Apesar da participação neste Europeu ter sido menor em termos quantitativos, teve maior qualidade nos intervenientes. Na sexta-feira realizou-se a competição de Kata (formas), na qual Portugal evidenciou a aposta que tem feito nesta vertente. Foram vários os atletas presentes nos pódios. Nos escalões de formação, realizou-se o Kumite (combate) e Portugal cumpriu com a tradição, com vários campeões e medalhas. Sábado foi a vez dos seniores subirem ao tapete para a prova de Kumite individual e de equipas.
Ricardo Gomes, na categoria de +80 kg, pretendia repetir a presença na final individual, tal como em 2009, na Alemanha, mas não conseguiu impor o ritmo e agressividade que lhe são habituais. Apesar de ter chegado às meias-finais, perdeu com Ben Yates (Inglaterra), finalista vencido. No combate de atribuição do 3.º lugar, ganhou a um suíço, mas sem demonstrar a superioridade que lhe é reconhecida. A prova de equipas não correu muito melhor, perdendo primeiro frente a um finlandês, muito devido ao teatro protagonizado por este, que valeram ao madeirense duas penalizações, e depois na final, por 5-3, frente ao inglês com quem perdeu na Alemanha em 2009.
No final da competição, Ricardo Gomes não escondeu alguma frustração.
«A nível pessoal as coisas não me correram bem, senti-me muito descontraído e “preso” ao mesmo tempo. As técnicas não saíam com a velocidade e potência necessárias para esta prova de estilo. No primeiro combate entrei a uns 40% e só quando estava a perder por 3-0 “acordei” e fiz 3 pontos em 5 segundos, acabando por vencer no prolongamento por “morte súbita”. Nos outros combates procurei diminuir essas debilidades e, com uma boa gestão táctica, venci com alguma facilidade. No combate de acesso à final o adversário esteve forte e tem mérito na vitória, mas ainda assim sinto que o poderia vencer se estivesse ao nível habitual. Na repescagem foi mais um combate com uma boa gestão táctica e consegui um resultado que, dadas as condições em que me encontrava, é muito bom. Não consigo explicar o que aconteceu, na noite anterior tive uma dor de cabeça e cheguei ao fim do dia cansado de estar um dia inteiro no pavilhão, mas no dia seguinte sentia-me bem», explicou, considerando que a dificuldade foi mais psíquica do que física. «O facto das técnicas não estarem a “sair” provocou algum stress psicológico que não consegui eliminar até final da prova.»

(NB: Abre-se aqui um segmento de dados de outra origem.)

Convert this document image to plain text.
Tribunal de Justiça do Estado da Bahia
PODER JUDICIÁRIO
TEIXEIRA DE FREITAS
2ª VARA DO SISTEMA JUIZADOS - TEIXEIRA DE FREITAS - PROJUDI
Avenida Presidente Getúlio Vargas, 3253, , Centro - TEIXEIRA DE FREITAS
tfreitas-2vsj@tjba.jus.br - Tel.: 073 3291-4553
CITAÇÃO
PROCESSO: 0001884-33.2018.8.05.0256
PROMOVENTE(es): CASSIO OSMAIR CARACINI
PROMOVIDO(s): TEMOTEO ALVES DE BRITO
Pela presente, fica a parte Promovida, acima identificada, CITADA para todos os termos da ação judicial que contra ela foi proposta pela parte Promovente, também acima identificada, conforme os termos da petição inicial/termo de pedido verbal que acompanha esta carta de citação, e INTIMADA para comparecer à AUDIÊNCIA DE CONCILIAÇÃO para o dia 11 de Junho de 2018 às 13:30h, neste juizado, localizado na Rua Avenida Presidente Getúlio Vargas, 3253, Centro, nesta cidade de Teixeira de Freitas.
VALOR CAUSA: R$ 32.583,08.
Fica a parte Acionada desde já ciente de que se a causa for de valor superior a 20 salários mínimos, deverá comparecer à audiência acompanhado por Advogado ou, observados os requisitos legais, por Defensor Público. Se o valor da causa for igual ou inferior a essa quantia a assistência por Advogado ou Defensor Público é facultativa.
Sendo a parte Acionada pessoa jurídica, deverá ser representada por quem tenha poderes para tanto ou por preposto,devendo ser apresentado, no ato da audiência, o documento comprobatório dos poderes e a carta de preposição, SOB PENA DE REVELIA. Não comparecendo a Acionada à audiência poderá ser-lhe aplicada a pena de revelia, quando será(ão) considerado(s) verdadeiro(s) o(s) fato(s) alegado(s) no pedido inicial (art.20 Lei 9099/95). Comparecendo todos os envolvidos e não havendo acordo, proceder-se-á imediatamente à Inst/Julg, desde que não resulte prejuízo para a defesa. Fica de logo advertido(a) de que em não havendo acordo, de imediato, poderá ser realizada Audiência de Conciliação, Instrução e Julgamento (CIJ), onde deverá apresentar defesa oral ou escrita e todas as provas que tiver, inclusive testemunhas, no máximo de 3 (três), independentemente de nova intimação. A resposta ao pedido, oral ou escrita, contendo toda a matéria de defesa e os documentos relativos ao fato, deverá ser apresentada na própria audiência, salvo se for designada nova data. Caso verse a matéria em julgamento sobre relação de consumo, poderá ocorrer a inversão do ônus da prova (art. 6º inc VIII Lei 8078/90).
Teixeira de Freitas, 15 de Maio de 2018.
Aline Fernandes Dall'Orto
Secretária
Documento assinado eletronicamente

A nível global a prestação dos portugueses foi muito boa com Portugal a repetir a liderança da tabela dos países mais medalhados, conseguida no último Mundial em Lisboa. Portugal obteve 8 medalhas de ouro e isso devese muito a um equilíbrio que existe neste momento em termos de qualidade em Kumite e Kata, sendo que Portugal tinha sempre mais resultados em Kumite, uma situação que tende a inverter. O próximo evento da KSI será o Mundial que se realizará em 2012, nos Estados Unidos da América.